Well, maybe 15 years later, long after those deals expired. Reports at the time was that CBS got $8 mil which they got to pocket because as with everything else, video production costs was coming out of the artists’ back end. I’m not claiming it’s a perfect analog to what’s happening now, my point was that this was the behavior I assumed they would have tried when the Web broke as opposed to the whole suing their customers thing as a top-line strategy.
Who knows how either Web or music companies would have faired had those deals been in place. I kind of doubt things would have played out exactly as they have with the same winners and losers.
To play devil’s advocate to a larger point, it might be just as dubious to use the recent past as a guide – do you think the churn of the last 10 years represents what the next 10 years will look like? Doesn’t a winnowing take place after a certain amount of time? (Figure we’re 14 years into an industry that will last a few hundred.)
fwiw I hope you guys are right and “the only value the labels provide is the power of their promotion engines” because as far a I know no major label have ever, as in never, broken a band. The band breaks itself, proves it has an audience, and then the labels cash in and sucks the artists’ till dry. There is zero expertise there.
victor, you may then be interested in SellaBand.
the only problem sellaband solves is how to alleviate the last “risk” the labels were taking: fronting the recoding costs. They still swoop in *after* the band has built it’s own audience and then start taking cuts – but that’s a thread hijack.
victor, I suggested it to underline your point, that you may be interested to know of an example (if you didn’t already) of a label adopting a ‘file-sharing immune’ business model whilst still pursuing maximum reward for minimum risk.
Those in the recording industry have become so mercenary and detached from any risk in facilitating the artist/audience relationship that even when they do adapt to a changing market, they remain as mercenary as ever.
I agree that there is less churn over time, but I think there’s plenty left. I think that Yahoo, Myspace, Facebook, all Microsoft properties, and all music properties are in an unstable position. If Yahoo’s traffic collapses it will leave a gigantic vacuum.
I think there’s another element that increases churn as well. Both musical styles and individual social networks end up having strong ties to particular generations in a manner that can actually alienate younger audiences.
This is the “not your father’s Oldsmobile” effect: if a social network is dominated by an older crowd (or one that’s been there for a number of years) it becomes less attractive to a rising younger generation looking to carve out their own identity. The same thing goes for musical styles. The genres that were generation-defining when I was in middle school (grunge and classic hip-hop) are now played on retro radio stations and have been completely stripped of the parent-irritating novelty-rewarding qualities that made them appealing to kids in the first place.
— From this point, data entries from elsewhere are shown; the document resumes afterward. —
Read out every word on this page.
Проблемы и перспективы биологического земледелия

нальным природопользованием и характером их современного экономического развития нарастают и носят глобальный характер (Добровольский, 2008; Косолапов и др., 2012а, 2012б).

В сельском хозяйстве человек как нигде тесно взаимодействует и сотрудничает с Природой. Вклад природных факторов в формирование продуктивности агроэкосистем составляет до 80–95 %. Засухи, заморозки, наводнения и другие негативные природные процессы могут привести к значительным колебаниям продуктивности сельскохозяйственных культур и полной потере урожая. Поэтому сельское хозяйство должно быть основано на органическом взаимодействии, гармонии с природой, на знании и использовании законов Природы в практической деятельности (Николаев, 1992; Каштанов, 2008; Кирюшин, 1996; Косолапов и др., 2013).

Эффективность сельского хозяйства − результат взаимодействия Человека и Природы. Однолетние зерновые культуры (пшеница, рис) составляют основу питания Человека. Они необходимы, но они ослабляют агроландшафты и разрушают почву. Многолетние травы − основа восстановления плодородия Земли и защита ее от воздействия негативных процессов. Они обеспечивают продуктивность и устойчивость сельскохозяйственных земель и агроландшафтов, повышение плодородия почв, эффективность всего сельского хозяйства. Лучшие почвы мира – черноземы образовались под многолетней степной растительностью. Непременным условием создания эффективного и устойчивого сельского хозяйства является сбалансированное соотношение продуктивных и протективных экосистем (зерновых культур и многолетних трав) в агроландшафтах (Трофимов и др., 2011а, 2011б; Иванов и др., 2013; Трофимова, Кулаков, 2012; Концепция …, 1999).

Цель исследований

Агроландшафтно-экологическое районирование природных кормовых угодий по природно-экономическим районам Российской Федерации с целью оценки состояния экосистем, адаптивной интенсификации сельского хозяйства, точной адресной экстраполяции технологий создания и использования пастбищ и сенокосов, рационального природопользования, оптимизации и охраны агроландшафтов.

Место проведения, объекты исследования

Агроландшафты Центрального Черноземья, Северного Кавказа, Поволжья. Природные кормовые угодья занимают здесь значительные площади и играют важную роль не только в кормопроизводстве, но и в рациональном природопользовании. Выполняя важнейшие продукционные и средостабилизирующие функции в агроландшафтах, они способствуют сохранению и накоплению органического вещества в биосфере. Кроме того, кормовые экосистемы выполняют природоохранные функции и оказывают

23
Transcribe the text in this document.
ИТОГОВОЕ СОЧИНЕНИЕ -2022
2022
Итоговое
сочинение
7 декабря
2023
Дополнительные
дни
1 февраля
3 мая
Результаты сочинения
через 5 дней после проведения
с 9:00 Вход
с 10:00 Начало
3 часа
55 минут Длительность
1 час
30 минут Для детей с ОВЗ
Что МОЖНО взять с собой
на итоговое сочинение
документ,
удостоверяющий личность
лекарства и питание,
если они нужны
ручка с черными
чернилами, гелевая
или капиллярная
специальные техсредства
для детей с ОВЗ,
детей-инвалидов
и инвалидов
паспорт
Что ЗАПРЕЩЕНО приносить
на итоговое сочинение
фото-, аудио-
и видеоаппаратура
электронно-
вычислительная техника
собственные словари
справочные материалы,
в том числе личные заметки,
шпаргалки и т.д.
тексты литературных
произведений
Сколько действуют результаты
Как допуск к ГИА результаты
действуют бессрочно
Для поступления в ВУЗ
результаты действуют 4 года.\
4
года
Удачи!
The new web-based cultural communication channels, with their massive throughput, have been speeding up this cycle by shortening the time it takes for youth trends to spread widely and hence become watered down. Simultaneously, they also greatly reduce the switching costs for both media (where discovery is the main cost) and social networks (where efforts like google’s open social and the growing standardization of feed syndication are reducing lock-in). Both of these factors will increasingly penalize the labels for the slow response times they demonstrate because of partnership contracts and a general hostility/ignorance towards the web. In fact, I often wonder if this process has not already achieved escape velocity and permanently broken out of the orbit of the major labels and the other legacy distribution businesses.